Jerome McGann’s The Romantic Ideology. A Critical Investigation (1983) Also part of the Gray Matters’ haul, this was a very gratifying find, a book I probably skimmed back there in Princeton but was surprised to learn was published in 1983 (I took it for a late ‘80s or early ‘90s book). My sense, reading it now, is that McGann’s sense of the English Romantics is clear, both in what they are and what they aren’t, and what he’s particularly good at is sifting the criticism of Romanticism, an area that, if more entrenched even than modernist criticism, can also boast better readers. The notion of “ideology” which he brings to the discussion, after Marx’s The German Ideology, helps to open the question of what—if anything—one tries to “teach” via literature. It’s a question I’ve never been satisfied about and was quite disillusioned with the forms it had taken by the time I tried to sign on (forms that, I note, McGann was already criticizing in 1983—when I was blithely indifferent to academia and following my own fantasy). He sees the too-easy assumptions of an over-arching period consciousness in which students learn the checklist of Romantic attributes and then look to see them evenly applied throughout the works of the period, while the so-called early and late Romantics are quite temperamentally distinct. Even critics and scholars who should know better take up positions that are aimed to explode ideas that no one who seriously reads the Romantics (rather than the synthesizers of the critics) would ever have.

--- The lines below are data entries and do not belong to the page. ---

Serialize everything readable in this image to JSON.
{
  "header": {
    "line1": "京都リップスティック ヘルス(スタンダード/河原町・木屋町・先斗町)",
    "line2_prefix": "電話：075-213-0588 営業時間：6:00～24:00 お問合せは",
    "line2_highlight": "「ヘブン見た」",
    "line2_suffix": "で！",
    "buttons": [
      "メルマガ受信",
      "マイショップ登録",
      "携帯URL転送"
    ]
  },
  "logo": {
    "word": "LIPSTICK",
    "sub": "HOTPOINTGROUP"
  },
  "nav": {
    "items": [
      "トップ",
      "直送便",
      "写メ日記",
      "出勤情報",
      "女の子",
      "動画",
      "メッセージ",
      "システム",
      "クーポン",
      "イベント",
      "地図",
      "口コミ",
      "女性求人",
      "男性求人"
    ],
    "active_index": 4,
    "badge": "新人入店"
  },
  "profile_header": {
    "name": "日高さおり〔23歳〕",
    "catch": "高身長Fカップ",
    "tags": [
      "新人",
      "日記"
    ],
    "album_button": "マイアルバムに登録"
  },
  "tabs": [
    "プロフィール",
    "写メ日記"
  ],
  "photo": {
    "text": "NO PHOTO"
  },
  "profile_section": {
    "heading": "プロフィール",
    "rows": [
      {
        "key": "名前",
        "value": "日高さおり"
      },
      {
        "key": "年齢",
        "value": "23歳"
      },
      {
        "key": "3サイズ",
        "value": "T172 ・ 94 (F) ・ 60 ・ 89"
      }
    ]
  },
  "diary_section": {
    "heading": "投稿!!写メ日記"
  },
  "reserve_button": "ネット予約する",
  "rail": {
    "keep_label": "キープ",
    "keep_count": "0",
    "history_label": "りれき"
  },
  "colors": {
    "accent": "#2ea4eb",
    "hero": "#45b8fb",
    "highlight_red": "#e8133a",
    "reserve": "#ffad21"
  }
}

What I miss in McGann is any very developed sense of romantic irony (he prefers the “romantic agony” approach—even with or especially with his man Byron); McGann, tinged by the claims made for artforms by the likes of Althusser and his epigones, has to do battle with the notions of “escape” and “transcend.” What McGann can’t seem to grasp (seems deaf to, as a kind of tone-deafness) is the ironic emphasis of most Romantic utterance. The romantic poet, to use Dylan Thomas’ phrase, “sings in his chains like the sea.” The irony is that is the best one can do. Romantic poetry is a soliloquy in a drama that one cannot “escape” in a world one can barely alter and never master. And yet one sings. And, while that situation might inspire “agony,” to me it was one of a more notable irony—as found in Shakespeare’s tragic heroes who, for all the tragic dimensions of their situations, can speak with a sense of irony that “the wheel has come full circle, I am here.” It is a question of tone, at last.

McGann is very good at stressing how poems are created in their own particular times with those kind of temporal assumptions that Bakhtin theorized as “the chronotope.” So much so that it might behoove me to consider, not only the extent to which “the Romantic ideology” has played its part in my formation but also “the Romantic chronotope”—both, I feel, are important to the scene or space of utterance in “Mobil Limbo” (which has gotten some significant tweaks this summer). It’s flights of imagination always land, we could say, back into that space/time. The “chains” are very real but the way they can be imagined, the way one can imagine breaking them or shedding them—there’s that “escape” and “transcend” again—is what keeps the game in play. Byron: “And mine’s a bubble not blown up for praise / But just to play with, as an infant plays.” As for all that, McGann did send me back to the poems of Coleridge headed “Limbo,” and I expect I will revisit “Childe Harold” and “Manfred” and would like to finally get through “Don Juan” (I’ve just acquired McGann’s texts of Byron in the Oxford edition, to that end). He also tipped me to Galvano Della Volpe’s Critique of Taste which I managed to acquire in a Verso summer sale (just arrived today—I’d already forgotten I ordered it). More anon.